北浦発たなご通信9〔あすか釣狂人〕

店主の独り言

釣聖と云われる人がいる・・・西洋では「釣魚大全」の著者として有名なアイザック・ウォル
トン
()であり、日本では幸田露伴であろう。
なぜ、彼らが釣聖と称されるのであろうか・・・無論、釣ることに対する真摯な姿勢が評価さ
れてのことに相違ないが、ただ単に「釣果」だけが釣り師を評価する尺度ならば釣聖と呼ばれ
てもおかしくない釣り師は他にも沢山いる。

いまさら云うまでもなく、「釣魚大全」は初版以来400年を経た今日でも世界中で読まれてい
る釣本のバイブル的存在であり、露伴の「幻談」は他の追従を許さない釣り文学の最高傑作と
云われている。じっさい何度、読み返しても魅入られたようにぺ−ジを重ねる心地よさは、大
文豪ならではの冴えがもたらす至福のひと時である。

洋の東西の釣聖が、大陸にしがみ付くような形である日本とイギリスという小さな島国に存在
し、王制と天皇制という体制の共通点、さらに食料採取を第一目的としないタナゴ釣りとフラ
イフィシィングというゲ
-ム性の強い釣りを開花させた文化的背景・・・偶然という一言でか
たづけるには得心し難いものを感じる。

少し前の話しになるが、フナ釣りで有名な場所で泰然とした老釣り師にあったことがある・・
・・その時わたしは、老釣り師の傍らにある水箱が目に止まり「見たい」の一心から邪魔を承
知で挨拶をして近づき訳を言って無遠慮にも水箱を拝見させて頂いた。

三日月に吼える狼を彫刻した水箱は、いかにも素人細工を思わせる仕上げであったが老釣り師
の遊びごころを具現化した好ましい作品に感じた。価値観の共通点が多い人との語らいは楽し
く、つい長居してしまったわたしは非礼を詫びて腰をあげようとした時、並べ竿をしてある中
の一本にアタリがあった・・・話し込んでいる間、ピクリともしなかった不調の原因を察して
いた私は、救いの意味も含めて「あたった
!」・・・私の声にも老釣り師は全く泰然として「
そう、あたりましたね・・・」が、老釣り師の右手は動くことはなく目線だけがシモリのアタ
リを楽しんで見ているように覗える。

「わたしはアタリがあったら、それで釣れたことにしているんですよ」
「・・・・・」
「もう、十分に歳をとりましたからね・・・疲れないように頭の中で釣りをしているンです。

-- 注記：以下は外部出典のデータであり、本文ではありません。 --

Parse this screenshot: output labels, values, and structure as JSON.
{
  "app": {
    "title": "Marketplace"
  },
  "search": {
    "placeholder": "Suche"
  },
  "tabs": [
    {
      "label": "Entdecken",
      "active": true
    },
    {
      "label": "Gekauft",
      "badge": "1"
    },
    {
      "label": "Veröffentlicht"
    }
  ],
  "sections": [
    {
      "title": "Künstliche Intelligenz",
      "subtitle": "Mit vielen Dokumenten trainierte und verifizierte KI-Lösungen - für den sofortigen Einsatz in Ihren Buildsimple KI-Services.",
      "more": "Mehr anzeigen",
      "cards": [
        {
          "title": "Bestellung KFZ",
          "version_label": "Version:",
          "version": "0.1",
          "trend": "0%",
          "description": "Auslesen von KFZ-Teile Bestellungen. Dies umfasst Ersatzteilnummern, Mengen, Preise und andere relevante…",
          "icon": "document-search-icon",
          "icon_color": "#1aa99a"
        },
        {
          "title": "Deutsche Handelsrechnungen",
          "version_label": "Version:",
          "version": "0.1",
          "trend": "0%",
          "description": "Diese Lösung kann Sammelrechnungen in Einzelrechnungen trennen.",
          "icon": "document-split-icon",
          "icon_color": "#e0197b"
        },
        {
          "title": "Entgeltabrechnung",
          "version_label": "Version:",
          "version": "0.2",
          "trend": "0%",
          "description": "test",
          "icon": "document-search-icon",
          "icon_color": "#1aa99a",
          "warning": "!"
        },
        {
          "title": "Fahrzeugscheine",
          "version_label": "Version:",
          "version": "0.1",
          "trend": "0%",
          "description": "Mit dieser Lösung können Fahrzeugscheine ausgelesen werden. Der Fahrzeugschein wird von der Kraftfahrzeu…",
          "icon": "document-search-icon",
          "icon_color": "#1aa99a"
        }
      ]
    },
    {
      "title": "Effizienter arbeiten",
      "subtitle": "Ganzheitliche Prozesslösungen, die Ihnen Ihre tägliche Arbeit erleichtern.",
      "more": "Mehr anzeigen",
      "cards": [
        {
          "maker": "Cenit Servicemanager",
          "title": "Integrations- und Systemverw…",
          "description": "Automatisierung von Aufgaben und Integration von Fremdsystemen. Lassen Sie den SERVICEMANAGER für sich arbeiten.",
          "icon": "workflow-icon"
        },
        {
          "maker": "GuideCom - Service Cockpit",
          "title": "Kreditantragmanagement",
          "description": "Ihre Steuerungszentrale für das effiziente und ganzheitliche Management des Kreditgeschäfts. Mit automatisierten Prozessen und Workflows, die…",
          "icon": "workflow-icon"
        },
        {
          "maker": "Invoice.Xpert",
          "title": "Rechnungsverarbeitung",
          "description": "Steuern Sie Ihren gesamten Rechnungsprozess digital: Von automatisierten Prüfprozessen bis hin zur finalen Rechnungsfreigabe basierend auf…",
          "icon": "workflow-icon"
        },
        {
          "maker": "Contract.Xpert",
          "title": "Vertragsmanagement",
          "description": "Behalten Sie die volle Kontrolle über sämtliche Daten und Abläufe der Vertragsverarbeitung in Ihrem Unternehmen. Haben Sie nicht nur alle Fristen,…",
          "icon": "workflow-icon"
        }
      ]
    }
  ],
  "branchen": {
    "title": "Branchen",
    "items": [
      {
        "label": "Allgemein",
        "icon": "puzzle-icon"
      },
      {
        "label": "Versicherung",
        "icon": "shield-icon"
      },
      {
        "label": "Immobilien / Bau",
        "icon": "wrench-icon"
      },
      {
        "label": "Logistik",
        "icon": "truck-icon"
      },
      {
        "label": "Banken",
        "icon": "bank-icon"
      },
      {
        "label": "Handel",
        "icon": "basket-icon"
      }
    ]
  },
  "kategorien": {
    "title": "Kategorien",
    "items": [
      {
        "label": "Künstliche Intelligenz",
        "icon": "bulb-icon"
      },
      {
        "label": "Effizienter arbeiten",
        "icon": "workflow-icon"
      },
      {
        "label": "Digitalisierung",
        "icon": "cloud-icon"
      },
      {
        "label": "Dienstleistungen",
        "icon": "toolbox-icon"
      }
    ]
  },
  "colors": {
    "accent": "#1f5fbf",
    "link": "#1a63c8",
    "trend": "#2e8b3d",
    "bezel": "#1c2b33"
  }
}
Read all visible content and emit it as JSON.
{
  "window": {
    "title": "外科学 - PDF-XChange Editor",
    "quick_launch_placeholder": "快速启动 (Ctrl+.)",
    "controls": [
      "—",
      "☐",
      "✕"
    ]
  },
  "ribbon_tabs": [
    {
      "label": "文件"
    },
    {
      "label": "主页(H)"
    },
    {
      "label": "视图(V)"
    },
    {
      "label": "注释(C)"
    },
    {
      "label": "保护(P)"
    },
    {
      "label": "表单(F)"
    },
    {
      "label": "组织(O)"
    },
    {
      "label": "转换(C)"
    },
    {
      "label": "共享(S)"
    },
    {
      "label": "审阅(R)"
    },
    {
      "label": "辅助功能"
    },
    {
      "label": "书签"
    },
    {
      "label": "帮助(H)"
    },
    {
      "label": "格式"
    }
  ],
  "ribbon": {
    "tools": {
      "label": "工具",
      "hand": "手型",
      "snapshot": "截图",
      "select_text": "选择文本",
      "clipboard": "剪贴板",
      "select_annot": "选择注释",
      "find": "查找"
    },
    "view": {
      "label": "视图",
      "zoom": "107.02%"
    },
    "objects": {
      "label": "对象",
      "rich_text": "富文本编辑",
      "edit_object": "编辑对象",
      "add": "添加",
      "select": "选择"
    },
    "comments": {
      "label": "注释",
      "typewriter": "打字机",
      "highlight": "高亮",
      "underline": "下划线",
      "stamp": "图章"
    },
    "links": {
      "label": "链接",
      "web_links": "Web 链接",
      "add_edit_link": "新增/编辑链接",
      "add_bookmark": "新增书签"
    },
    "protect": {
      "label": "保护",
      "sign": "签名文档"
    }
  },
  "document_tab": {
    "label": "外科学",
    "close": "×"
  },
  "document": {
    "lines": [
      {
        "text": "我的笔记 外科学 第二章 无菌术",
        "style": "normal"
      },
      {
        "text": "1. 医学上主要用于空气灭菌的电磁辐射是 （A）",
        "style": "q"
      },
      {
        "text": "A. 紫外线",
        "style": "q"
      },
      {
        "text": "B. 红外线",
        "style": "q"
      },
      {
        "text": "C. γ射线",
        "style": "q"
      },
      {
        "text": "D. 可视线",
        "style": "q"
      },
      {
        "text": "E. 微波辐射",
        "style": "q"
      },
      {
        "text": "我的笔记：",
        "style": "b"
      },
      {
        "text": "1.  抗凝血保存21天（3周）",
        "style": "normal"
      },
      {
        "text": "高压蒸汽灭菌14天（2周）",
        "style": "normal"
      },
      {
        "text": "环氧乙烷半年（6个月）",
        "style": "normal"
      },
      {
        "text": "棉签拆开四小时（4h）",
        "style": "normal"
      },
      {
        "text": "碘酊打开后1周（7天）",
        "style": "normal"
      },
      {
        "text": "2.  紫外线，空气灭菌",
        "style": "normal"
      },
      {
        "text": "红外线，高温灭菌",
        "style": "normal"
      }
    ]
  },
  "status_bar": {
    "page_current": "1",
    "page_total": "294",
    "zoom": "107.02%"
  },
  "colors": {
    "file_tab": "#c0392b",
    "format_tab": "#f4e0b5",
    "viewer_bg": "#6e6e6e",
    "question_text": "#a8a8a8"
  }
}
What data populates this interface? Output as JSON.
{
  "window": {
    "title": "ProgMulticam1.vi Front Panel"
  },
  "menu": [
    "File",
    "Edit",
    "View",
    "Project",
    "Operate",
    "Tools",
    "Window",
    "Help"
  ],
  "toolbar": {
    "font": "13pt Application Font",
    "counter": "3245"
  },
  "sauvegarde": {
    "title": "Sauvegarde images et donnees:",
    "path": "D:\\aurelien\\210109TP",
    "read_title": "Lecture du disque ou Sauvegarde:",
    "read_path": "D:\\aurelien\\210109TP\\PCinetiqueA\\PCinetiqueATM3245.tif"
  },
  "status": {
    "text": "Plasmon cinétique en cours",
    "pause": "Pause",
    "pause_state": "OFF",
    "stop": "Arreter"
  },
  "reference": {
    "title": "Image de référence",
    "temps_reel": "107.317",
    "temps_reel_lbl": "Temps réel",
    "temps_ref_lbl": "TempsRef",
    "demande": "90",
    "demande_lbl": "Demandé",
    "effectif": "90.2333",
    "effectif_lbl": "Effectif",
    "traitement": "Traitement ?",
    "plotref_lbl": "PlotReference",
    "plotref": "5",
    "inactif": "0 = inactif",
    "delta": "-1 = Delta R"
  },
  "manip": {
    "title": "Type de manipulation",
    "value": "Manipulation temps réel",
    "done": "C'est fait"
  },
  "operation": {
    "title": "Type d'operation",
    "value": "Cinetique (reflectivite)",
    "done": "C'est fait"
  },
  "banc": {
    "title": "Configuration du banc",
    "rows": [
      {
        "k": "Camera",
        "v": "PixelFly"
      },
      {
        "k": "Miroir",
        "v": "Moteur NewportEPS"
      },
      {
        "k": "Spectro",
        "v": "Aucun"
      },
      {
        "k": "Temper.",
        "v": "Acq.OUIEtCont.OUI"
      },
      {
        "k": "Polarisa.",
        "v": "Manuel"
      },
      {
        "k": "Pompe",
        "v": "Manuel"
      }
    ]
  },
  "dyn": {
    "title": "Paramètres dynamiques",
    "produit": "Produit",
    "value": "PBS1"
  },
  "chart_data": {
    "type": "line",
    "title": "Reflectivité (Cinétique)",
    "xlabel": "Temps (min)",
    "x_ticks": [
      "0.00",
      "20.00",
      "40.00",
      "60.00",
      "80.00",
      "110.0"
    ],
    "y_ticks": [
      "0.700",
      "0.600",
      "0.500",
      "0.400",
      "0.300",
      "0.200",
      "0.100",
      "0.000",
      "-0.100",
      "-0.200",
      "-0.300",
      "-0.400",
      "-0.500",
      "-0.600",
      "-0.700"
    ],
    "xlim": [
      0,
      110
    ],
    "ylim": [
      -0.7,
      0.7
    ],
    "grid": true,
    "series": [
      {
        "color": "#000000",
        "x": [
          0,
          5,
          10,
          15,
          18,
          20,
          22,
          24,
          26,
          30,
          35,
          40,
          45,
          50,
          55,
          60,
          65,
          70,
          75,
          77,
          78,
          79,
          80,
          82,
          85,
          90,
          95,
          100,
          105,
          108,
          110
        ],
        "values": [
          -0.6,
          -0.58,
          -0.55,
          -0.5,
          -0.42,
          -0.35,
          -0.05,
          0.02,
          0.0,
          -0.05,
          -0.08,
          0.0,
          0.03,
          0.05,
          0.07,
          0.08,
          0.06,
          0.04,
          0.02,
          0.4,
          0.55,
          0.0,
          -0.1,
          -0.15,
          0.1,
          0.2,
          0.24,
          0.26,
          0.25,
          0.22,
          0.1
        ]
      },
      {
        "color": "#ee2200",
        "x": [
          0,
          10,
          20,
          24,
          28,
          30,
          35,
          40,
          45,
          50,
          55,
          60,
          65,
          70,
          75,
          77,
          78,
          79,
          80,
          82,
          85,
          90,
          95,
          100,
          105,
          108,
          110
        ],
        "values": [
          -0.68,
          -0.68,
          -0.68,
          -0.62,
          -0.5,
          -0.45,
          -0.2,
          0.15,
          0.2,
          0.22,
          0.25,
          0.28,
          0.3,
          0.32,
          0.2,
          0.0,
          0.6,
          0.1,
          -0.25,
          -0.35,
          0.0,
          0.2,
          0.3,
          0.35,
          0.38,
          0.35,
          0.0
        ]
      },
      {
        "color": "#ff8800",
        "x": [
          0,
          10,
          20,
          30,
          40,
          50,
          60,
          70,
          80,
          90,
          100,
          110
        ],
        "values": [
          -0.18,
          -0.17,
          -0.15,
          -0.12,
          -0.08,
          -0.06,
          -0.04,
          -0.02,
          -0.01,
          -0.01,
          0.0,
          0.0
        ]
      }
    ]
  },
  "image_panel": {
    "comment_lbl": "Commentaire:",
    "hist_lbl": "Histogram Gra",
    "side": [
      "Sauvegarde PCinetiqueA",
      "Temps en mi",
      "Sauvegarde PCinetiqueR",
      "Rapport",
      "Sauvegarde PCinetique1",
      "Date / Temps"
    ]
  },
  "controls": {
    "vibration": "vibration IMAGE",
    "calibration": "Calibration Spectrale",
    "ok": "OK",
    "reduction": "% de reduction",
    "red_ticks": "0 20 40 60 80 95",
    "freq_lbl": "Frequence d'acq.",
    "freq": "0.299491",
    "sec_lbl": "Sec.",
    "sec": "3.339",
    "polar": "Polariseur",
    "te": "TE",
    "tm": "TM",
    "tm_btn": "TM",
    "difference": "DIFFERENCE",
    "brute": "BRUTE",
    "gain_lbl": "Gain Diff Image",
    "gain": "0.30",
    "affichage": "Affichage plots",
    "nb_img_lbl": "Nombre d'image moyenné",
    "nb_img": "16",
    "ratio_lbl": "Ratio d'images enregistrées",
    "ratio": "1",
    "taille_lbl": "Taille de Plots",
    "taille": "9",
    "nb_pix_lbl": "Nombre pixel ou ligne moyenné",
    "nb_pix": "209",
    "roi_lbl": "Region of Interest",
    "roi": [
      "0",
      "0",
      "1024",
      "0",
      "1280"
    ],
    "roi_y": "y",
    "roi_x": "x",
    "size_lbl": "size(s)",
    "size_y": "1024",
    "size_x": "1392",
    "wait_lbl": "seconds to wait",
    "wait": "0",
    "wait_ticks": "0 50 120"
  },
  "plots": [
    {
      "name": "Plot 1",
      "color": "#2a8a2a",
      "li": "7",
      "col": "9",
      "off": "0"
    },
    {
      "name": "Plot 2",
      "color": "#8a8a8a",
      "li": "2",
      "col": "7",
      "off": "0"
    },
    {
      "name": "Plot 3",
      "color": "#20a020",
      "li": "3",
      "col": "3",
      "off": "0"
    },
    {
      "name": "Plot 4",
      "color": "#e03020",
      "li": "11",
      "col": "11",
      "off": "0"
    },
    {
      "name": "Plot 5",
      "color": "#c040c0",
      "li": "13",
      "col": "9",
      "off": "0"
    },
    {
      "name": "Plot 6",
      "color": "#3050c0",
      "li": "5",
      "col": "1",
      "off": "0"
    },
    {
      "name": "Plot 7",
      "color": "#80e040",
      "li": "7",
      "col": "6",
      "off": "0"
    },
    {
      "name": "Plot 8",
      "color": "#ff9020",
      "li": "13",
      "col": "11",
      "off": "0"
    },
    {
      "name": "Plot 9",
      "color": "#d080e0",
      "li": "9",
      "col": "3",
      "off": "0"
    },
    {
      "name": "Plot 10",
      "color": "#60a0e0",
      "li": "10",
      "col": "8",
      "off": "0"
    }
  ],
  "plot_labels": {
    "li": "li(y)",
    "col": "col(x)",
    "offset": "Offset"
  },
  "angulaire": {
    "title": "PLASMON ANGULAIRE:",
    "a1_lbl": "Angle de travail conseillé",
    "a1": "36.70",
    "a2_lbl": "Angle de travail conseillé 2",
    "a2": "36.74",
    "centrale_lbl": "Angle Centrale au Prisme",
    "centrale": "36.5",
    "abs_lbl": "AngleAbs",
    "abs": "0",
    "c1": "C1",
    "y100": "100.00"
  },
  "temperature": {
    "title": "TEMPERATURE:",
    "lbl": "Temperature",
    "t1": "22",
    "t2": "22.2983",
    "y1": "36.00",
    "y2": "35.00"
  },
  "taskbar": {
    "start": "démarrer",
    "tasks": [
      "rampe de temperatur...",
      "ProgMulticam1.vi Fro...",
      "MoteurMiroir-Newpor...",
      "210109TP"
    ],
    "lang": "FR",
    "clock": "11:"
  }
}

」
そう云ってチラッと私を見て微笑んだ老釣り師は、また視線の先をシモリに転じたのである。
彼の言動には老い衰えていく寂しさなどというものは微塵もなく、そこには風景の点描と化し
た枯淡の釣り師が漂として佇んでいるだけであった。

そういえば見せていただいた水箱も最近、水を張った形跡がなかった・・・それを釣れないせ
いだと勘ぐった私と、老釣り師との心境とでは天と地ほどの差がある。

「お邪魔いたしました・・・」
自然と頭を下げた私は、心地よさにうしろ髪をひかれながら辞した。以来、親交を重ねて頂い
てるが、最近では私の夢に共感を覚えて下さり庭に柳の木をたくさん挿し木してくれている・
・・店から望む北浦湖岸を茶をすすりながら二人が見ている幻影は、点在する遊行柳の木陰の
下で遊ぶ釣り師や親子連れの姿である。